My Advanced Composition students begin their semester by writing This I Believe essays inspired by NPR.  As I introduced it this semester, I found last semester's example.  With a little tweaking and revising - and the help of my students telling me I needed an "I believe" statement - it's ready for sharing. 


This I Believe

Giving our thank you speech at our wedding was overwhelming.  Not in the “I have to get up and speak in front of three hundred people” kind of way.  Rather, in the shocking “all of these people are here for us” kind of way.
The two story venue was picked because it was one of the only places in Des Moines that could hold a guest list of our size.  I didn’t realize the feelings it would conjure as I stood there with a microphone in hand.  I pause and marvel at this visual in front of me.  
Standing next to my husband of three hours I look up and see every pair of eyes looking back at us.  Every face focusing on us.  I realize this is my family.  All three hundred of them.  I believe family is created, not inherited.
I scan the room as my thank yous flood out.  
Cory, my high school English teacher, spoke earlier as she wrote and performed the reading for our wedding ceremony.  As a teenager, I sat in her class much as my own students do now.  Almost fifteen years later, she is one of my first calls when I have good news to share.
I acknowledge Matt in my speech as the closest thing I have to an older brother.  Besides my groom, he knows me more than any other man.  He’s watched me grow from a teenager working in a coffee shop to a fellow English teacher.  Only he can blatantly call me out and get away with it.

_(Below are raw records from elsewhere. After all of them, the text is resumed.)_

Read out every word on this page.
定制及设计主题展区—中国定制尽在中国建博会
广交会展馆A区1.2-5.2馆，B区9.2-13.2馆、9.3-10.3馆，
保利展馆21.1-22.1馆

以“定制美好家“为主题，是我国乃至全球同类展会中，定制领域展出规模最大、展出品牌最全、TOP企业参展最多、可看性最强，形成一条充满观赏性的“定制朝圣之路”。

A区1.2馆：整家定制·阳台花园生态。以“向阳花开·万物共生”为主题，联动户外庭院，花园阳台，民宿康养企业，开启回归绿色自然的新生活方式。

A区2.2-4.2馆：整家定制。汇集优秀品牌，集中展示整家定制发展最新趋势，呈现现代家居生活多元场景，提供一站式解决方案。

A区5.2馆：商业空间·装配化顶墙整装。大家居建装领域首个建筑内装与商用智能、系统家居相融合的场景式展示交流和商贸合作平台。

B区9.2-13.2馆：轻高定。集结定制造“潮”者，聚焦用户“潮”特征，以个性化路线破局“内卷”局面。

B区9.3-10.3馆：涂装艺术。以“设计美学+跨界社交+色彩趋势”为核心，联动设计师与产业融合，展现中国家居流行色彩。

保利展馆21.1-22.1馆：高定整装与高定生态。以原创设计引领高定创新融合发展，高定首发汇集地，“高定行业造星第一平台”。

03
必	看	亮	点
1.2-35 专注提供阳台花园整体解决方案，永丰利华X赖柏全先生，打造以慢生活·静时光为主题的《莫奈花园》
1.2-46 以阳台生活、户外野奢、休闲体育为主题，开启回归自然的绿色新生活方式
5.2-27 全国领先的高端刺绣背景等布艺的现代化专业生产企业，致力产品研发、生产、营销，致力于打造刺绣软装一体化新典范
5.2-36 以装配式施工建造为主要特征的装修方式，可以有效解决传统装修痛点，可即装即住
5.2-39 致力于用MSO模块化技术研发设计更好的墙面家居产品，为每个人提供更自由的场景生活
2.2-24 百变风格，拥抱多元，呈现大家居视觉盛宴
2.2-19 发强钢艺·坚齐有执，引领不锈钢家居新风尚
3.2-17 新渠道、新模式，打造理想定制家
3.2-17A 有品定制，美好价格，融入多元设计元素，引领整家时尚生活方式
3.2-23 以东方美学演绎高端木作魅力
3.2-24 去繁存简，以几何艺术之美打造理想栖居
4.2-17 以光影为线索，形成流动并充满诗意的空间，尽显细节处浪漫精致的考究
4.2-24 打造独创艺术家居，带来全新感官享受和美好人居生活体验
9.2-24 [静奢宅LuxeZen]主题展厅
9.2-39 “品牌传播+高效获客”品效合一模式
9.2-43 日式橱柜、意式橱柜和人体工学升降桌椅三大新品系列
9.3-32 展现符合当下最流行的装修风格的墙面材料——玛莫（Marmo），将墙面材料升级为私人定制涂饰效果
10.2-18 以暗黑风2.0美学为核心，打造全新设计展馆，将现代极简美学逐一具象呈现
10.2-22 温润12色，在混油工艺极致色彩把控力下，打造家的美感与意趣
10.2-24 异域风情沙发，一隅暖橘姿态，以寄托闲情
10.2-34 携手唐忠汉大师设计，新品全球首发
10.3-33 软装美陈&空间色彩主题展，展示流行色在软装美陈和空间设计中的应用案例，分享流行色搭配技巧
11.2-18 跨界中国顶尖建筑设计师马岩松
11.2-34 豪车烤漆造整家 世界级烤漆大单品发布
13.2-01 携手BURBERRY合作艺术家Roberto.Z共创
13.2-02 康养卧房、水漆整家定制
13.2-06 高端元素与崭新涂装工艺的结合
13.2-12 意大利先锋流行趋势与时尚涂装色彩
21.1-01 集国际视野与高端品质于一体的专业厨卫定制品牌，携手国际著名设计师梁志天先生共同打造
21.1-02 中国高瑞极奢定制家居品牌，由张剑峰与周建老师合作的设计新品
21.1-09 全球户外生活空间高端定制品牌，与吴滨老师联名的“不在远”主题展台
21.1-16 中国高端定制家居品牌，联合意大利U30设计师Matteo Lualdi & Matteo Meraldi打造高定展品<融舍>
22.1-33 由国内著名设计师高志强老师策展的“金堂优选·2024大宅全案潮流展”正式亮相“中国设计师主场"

Then, this man who stands beside me.  We were two strangers who happened upon each other.  Now, we will recreate what it means to be a family with the best of both us molded into one.
At that moment, I don’t think about who is missing.  I restrain myself from recalling the conversation with my grandma that morning saying she wouldn’t come and I couldn’t go see her on my wedding day.  I dismiss the excuse my aunt gave that “it was on a Friday.”
Instead, I take a breath.  I smile.  I look back at the faces full of love and support and know this is where I fit in the world.  These people have taken time out of their day to share a special moment in ours.  They’ve given us more than we could ever imagine: memories.